Overall TDD inspires confidence in the code – and users want to be able to believe in their data too. SQL is also code and can be tested using IDEs and Linters, while its behaviour can be tested on the data sets it applies to.
The three stages of testing
Chris, who has helped run a number of projects for Datavault clients, including one government organisation which required very high standards of data security, then went through the three different stages of testing.
This included key automation and utilising Python’s Unittest and Pytest libraries and data transformation tools that normally have column-level tests and assertions.
He also explained the business value of unit testing by promoting clean coding standards, and identifying bugs in code and data early, building trust among developers and users.
Integration testing can be implemented at multiple points in any Data Vault layer structure, allowing for testing of data loading scripts automatically, templates for hubs, links and satellites, and mart layer logic for star schemas.
The latter is best done with Python Behave and some data transformation tools do have referential integrity tests built in.
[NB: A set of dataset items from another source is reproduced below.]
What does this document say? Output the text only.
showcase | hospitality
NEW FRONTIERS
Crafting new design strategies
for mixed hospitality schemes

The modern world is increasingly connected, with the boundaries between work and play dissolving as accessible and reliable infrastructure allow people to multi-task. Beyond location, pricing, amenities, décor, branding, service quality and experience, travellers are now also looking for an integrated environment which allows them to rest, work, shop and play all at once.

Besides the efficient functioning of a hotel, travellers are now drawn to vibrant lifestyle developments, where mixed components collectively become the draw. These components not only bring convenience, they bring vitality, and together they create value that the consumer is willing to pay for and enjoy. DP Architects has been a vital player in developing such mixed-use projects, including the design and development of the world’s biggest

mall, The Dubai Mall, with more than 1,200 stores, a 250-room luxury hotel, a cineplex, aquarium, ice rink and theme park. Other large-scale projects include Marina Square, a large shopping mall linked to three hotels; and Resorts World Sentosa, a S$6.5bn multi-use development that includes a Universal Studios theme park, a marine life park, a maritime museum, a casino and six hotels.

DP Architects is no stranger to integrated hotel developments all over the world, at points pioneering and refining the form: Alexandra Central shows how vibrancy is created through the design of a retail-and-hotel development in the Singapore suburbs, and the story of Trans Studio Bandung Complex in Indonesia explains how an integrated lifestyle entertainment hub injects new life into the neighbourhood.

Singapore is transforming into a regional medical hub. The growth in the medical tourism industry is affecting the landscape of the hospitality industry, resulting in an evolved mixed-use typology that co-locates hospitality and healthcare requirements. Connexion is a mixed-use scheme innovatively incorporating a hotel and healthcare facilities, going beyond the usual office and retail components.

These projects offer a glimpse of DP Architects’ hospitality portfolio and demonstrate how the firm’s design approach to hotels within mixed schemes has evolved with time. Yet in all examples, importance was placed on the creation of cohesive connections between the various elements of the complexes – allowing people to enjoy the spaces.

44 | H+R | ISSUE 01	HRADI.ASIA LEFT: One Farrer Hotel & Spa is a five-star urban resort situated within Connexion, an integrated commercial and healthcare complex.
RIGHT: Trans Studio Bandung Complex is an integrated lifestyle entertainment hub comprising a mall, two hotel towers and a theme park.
It will also ensure all architectural components can co-operate with each other.
The other advantage is they are non-destructive as they can run in a local development environment as well as in production, and as part of a continuous integration/continuous delivery pipeline.
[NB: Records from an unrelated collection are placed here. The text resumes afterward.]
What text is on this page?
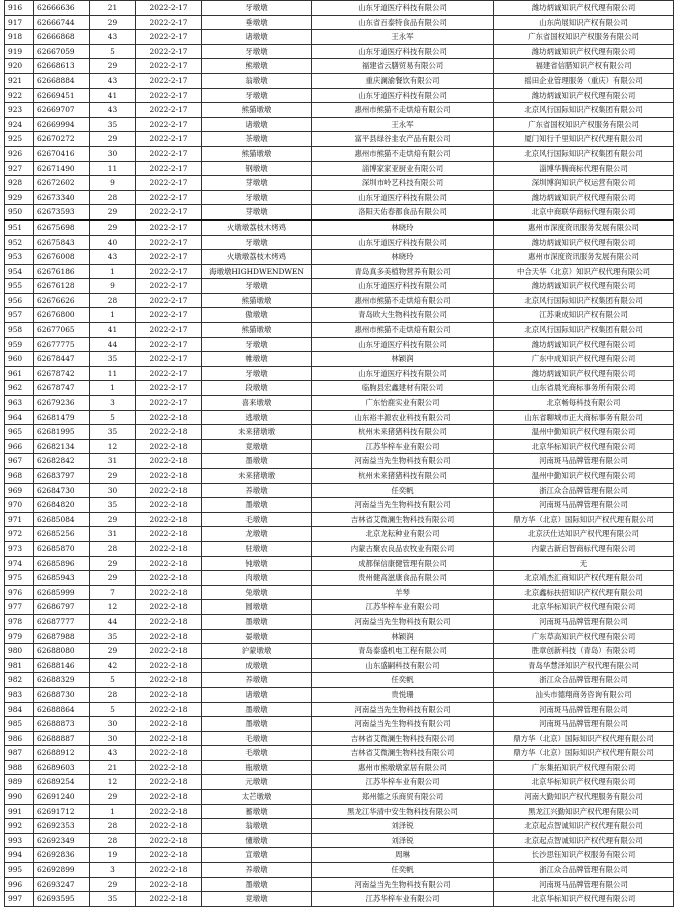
916	62666636	21	2022-2-17	牙墩墩	山东牙道医疗科技有限公司	潍坊炳诚知识产权代理有限公司
917	62666744	29	2022-2-17	垂墩墩	山东省百泰特食品有限公司	山东尚展知识产权有限公司
918	62666868	43	2022-2-17	诸墩墩	王永军	广东省国权知识产权服务有限公司
919	62667059	5	2022-2-17	牙墩墩	山东牙道医疗科技有限公司	潍坊炳诚知识产权代理有限公司
920	62668613	29	2022-2-17	熊墩墩	福建省云膳贸易有限公司	福建省信腊知识产权有限公司
921	62668884	43	2022-2-17	翁墩墩	重庆澜渝餐饮有限公司	摇田企业管理服务（重庆）有限公司
922	62669451	41	2022-2-17	牙墩墩	山东牙道医疗科技有限公司	潍坊炳诚知识产权代理有限公司
923	62669707	43	2022-2-17	熊猫墩墩	惠州市熊猫不走烘焙有限公司	北京风行国际知识产权集团有限公司
924	62669994	35	2022-2-17	诸墩墩	王永军	广东省国权知识产权服务有限公司
925	62670272	29	2022-2-17	茶墩墩	富平县绿谷韭农产品有限公司	厦门知行千里知识产权代理有限公司
926	62670416	30	2022-2-17	熊猫墩墩	惠州市熊猫不走烘焙有限公司	北京风行国际知识产权集团有限公司
927	62671490	11	2022-2-17	钢墩墩	淄博家家亚厨业有限公司	淄博华腾商标代理有限公司
928	62672602	9	2022-2-17	芽墩墩	深圳市岭艺科技有限公司	深圳博润知识产权运营有限公司
929	62673340	28	2022-2-17	牙墩墩	山东牙道医疗科技有限公司	潍坊炳诚知识产权代理有限公司
950	62673593	29	2022-2-17	芽墩墩	洛阳天佑春都食品有限公司	北京中商联华商标代理有限公司
951	62675698	29	2022-2-17	火墩墩荔枝木烤鸡	林晓玲	惠州市深度资讯服务发展有限公司
952	62675843	40	2022-2-17	牙墩墩	山东牙道医疗科技有限公司	潍坊炳诚知识产权代理有限公司
953	62676008	43	2022-2-17	火墩墩荔枝木烤鸡	林晓玲	惠州市深度资讯服务发展有限公司
954	62676186	1	2022-2-17	海墩墩HIGHDWENDWEN	青岛真多美植物营养有限公司	中合天华（北京）知识产权代理有限公司
955	62676128	9	2022-2-17	牙墩墩	山东牙道医疗科技有限公司	潍坊炳诚知识产权代理有限公司
956	62676626	28	2022-2-17	熊猫墩墩	惠州市熊猫不走烘焙有限公司	北京风行国际知识产权集团有限公司
957	62676800	1	2022-2-17	傲墩墩	青岛欧大生物科技有限公司	江苏秉成知识产权有限公司
958	62677065	41	2022-2-17	熊猫墩墩	惠州市熊猫不走烘焙有限公司	北京风行国际知识产权集团有限公司
959	62677775	44	2022-2-17	牙墩墩	山东牙道医疗科技有限公司	潍坊炳诚知识产权代理有限公司
960	62678447	35	2022-2-17	帷墩墩	林颖润	广东中成知识产权代理有限公司
961	62678742	11	2022-2-17	牙墩墩	山东牙道医疗科技有限公司	潍坊炳诚知识产权代理有限公司
962	62678747	1	2022-2-17	段墩墩	临朐县宏鑫建材有限公司	山东省晨光商标事务所有限公司
963	62679236	3	2022-2-17	喜来墩墩	广东怡鹿实业有限公司	北京畅每科技有限公司
964	62681479	5	2022-2-18	逃墩墩	山东裕丰源农业科技有限公司	山东省聊城市正大商标事务有限公司
965	62681995	35	2022-2-18	未来猪墩墩	杭州未来猪猪科技有限公司	温州中勤知识产权代理有限公司
966	62682134	12	2022-2-18	竟墩墩	江苏华梓车业有限公司	北京华标知识产权代理有限公司
967	62682842	31	2022-2-18	墨墩墩	河南益当先生物科技有限公司	河南斑马品牌管理有限公司
968	62683797	29	2022-2-18	未来猪墩墩	杭州未来猪猪科技有限公司	温州中勤知识产权代理有限公司
969	62684730	30	2022-2-18	养墩墩	任奕帆	浙江众合品牌管理有限公司
970	62684820	35	2022-2-18	墨墩墩	河南益当先生物科技有限公司	河南斑马品牌管理有限公司
971	62685084	29	2022-2-18	毛墩墩	吉林省艾微澜生物科技有限公司	鼎方华（北京）国际知识产权代理有限公司
972	62685256	31	2022-2-18	龙墩墩	北京龙耘种业有限公司	北京沃仕达知识产权代理有限公司
973	62685870	28	2022-2-18	驻墩墩	内蒙古聚农良品农牧业有限公司	内蒙古新启智商标代理有限公司
974	62685896	29	2022-2-18	钝墩墩	成都保信康健管理有限公司	无
975	62685943	29	2022-2-18	肉墩墩	贵州健高滋康食品有限公司	北京靖杰汇商知识产权代理有限公司
976	62685999	7	2022-2-18	兔墩墩	羊琴	北京鑫标扶招知识产权代理有限公司
977	62686797	12	2022-2-18	圆墩墩	江苏华梓车业有限公司	北京华标知识产权代理有限公司
978	62687777	44	2022-2-18	墨墩墩	河南益当先生物科技有限公司	河南斑马品牌管理有限公司
979	62687988	35	2022-2-18	晏墩墩	林颖润	广东草高知识产权代理有限公司
980	62688080	29	2022-2-18	沪蒙墩墩	青岛泰盛机电工程有限公司	胜章创新科技（青岛）有限公司
981	62688146	42	2022-2-18	成墩墩	山东盛嗣科技有限公司	青岛华慧泽知识产权代理有限公司
982	62688329	5	2022-2-18	养墩墩	任奕帆	浙江众合品牌管理有限公司
983	62688730	28	2022-2-18	诸墩墩	贵悦珊	汕头市德翔商务咨询有限公司
984	62688864	5	2022-2-18	墨墩墩	河南益当先生物科技有限公司	河南斑马品牌管理有限公司
985	62688873	30	2022-2-18	墨墩墩	河南益当先生物科技有限公司	河南斑马品牌管理有限公司
986	62688887	30	2022-2-18	毛墩墩	吉林省艾微澜生物科技有限公司	鼎方华（北京）国际知识产权代理有限公司
987	62688912	43	2022-2-18	毛墩墩	吉林省艾微澜生物科技有限公司	鼎方华（北京）国际知识产权代理有限公司
988	62689603	21	2022-2-18	瓶墩墩	惠州市熊墩墩家居有限公司	广东集拓知识产权代理有限公司
989	62689254	12	2022-2-18	元墩墩	江苏华梓车业有限公司	北京华标知识产权代理有限公司
990	62691240	29	2022-2-18	太芒墩墩	郑州德之乐商贸有限公司	河南大勤知识产权代理服务有限公司
991	62691712	1	2022-2-18	蓄墩墩	黑龙江华清中安生物科技有限公司	黑龙江兴勤知识产权代理有限公司
992	62692353	28	2022-2-18	翁墩墩	刘泽锐	北京起点智诚知识产权代理有限公司
993	62692349	28	2022-2-18	懂墩墩	刘泽锐	北京起点智诚知识产权代理有限公司
994	62692836	19	2022-2-18	宣墩墩	周琳	长沙思钰知识产权服务有限公司
995	62692899	3	2022-2-18	养墩墩	任奕帆	浙江众合品牌管理有限公司
996	62693247	29	2022-2-18	墨墩墩	河南益当先生物科技有限公司	河南斑马品牌管理有限公司
997	62693595	35	2022-2-18	竟墩墩	江苏华梓车业有限公司	北京华标知识产权代理有限公司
Python Behave will help satisfy user requirements – Chris gave examples of technical and non-technical terminology that could be used with the former, and illustrated the lifecycle of integration testing.
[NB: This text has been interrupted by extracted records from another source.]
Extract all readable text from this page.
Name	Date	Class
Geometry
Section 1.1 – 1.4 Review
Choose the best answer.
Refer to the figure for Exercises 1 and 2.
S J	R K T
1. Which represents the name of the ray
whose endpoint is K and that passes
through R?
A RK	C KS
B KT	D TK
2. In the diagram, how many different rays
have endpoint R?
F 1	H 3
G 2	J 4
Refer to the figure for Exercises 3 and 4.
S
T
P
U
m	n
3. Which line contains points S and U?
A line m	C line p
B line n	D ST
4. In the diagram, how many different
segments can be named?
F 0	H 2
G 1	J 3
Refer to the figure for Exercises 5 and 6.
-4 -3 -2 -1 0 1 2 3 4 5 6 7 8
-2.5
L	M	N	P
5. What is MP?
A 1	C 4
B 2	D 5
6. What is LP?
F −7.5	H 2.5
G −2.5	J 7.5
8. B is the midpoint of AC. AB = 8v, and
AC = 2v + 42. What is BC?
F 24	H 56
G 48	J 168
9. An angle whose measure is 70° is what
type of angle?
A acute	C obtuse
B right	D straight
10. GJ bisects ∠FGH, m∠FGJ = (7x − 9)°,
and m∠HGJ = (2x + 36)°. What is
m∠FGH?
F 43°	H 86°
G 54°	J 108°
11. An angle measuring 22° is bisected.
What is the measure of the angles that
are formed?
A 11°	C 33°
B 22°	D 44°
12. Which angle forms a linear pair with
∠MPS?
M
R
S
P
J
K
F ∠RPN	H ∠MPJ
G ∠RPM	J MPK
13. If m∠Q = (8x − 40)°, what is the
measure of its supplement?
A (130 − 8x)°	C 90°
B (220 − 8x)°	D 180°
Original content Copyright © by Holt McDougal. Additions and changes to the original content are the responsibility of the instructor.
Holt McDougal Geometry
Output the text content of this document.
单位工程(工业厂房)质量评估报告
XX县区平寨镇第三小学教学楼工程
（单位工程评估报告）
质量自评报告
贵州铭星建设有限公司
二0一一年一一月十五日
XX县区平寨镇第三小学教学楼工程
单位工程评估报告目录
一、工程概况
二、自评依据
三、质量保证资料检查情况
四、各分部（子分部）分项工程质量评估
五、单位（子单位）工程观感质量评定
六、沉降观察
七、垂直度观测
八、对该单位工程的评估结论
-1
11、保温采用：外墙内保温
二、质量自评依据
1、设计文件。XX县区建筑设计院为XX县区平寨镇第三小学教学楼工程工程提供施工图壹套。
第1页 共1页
Integration testing’s business value
Ultimately, the business value of integration testing is that users get what they want, with the flexibility to change user requests, ensuring the process conforms to agile methods.
As well as adding a layer of auditability testing allows for whole marts to be released in a matter of weeks –not months – cutting costs of new features and development time.
End-to-end testing in a data warehouse is cumbersome, especially with very large data sets, but if carried out in the persistent staging area (PSA), means it should reconcile with the Raw Vault.
So if tables from the latter are recreated and reconciled with the PSA, successful tests signify no data loss, giving developers and users far more confidence in reports, knowing the underlying data is sound.
Again, such auditability of data will help prove compliance, leaving the business able to gain greater and more accurate insights.
That leads to better decision-making as errors are eliminated quickly and safely – in both development and production environments, all adding to the business value.
In conclusion the testing benefits for the developer are:
Confidence in code
Less stressful deployment
Cleaner more modular code
Integrates features more easily
Continuous delivery of working code, and
Faster development – even if projects get more complex.
Testing boosts agile sprints if ‘planned properly’
Chris advised that incorporating testing into agile sprints requires planning – they should be included in the same way as documentation is.
By testing as-you-go, following the testing lifecycles, Chris outlined you avoid leaving it all to the end and avoid the risk of having a major failure to resolve.
Then with the right acceptance criteria, features or business rules can be shown to be correct when they all pass the tests.
Once all tests have passed, the feature should be ready for delivery, making future sprints less stressful.
As your data warehouse scales, confidence in new features and refactors will grow, creating trust. And the rate of delivery will remain consistent, and even increase going forward.
Organisations often ignore testing because it is feared it will slow projects down. As Chris explained, the opposite is actually true.